A 50-year-old man, a known heavy smoker for more than 20 years, presented to our clinic with hoarseness for the last 2 months. Indirect laryngoscopy showed a bulging mass over the left false cord (Fig. 1A) without vocal cord immobility. Biopsy of the mass was performed and the pathology diagnosis was small cell neuroendocrine carcinoma (SCNC) (Fig. 1B). Chest CT scan, abdomen sonography, and whole body bone scan disclosed no distant metastasis. However, head and neck CT scan suggested an equivocal node over left level II neck, which was confirmed to be metastatic node by PET scan (Fig. 1C, D) and sono-guided fine needle aspiration.
Indirect laryngoscopy (A) shows submucosal bulging mass (asterisk) over the left false cord. Photomicrograph (H&E, ×400) (B) shows small cells with hyperchromatic nuclei and scant cytoplasm. Nuclear moulding and crush artefact are present. PET/CT (C, D) showed increased 18F-FDG uptake in the left supraglottis (SUVmax=2.3) and left neck lymph nodes (SUVmax=4.0).
SCNC is aggressive malignancy which occurs mostly in the lung.

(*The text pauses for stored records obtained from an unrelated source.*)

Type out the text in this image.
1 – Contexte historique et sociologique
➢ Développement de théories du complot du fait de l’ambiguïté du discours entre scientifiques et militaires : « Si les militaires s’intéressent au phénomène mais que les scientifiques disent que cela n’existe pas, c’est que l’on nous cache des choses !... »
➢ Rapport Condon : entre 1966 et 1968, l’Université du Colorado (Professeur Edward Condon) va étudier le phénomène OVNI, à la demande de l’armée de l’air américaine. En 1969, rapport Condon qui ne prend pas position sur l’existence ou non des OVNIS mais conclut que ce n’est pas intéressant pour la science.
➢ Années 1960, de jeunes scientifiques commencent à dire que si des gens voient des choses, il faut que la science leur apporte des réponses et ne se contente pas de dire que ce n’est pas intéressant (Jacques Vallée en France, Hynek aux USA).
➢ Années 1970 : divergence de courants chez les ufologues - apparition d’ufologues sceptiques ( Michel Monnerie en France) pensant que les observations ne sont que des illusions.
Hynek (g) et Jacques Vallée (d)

Extrapulmonary SCNC is relatively rare and encompasses 2.5%–5% of the all SCNCs.1 Neuroendocrine neoplasms are the most common non-squamous malignancies of the larynx with a predilection for the supraglottis. The survival rate of laryngeal SCNC is similar to pulmonary SCNC, which remains dismal. The extent of the disease rather than tumour size is the independent prognostic factor for survival. Definitive chemoradiotherapy is currently the best form of treatment.2 Surgery is only reserved for loco-regional recurrence without evidence of distant metastasis.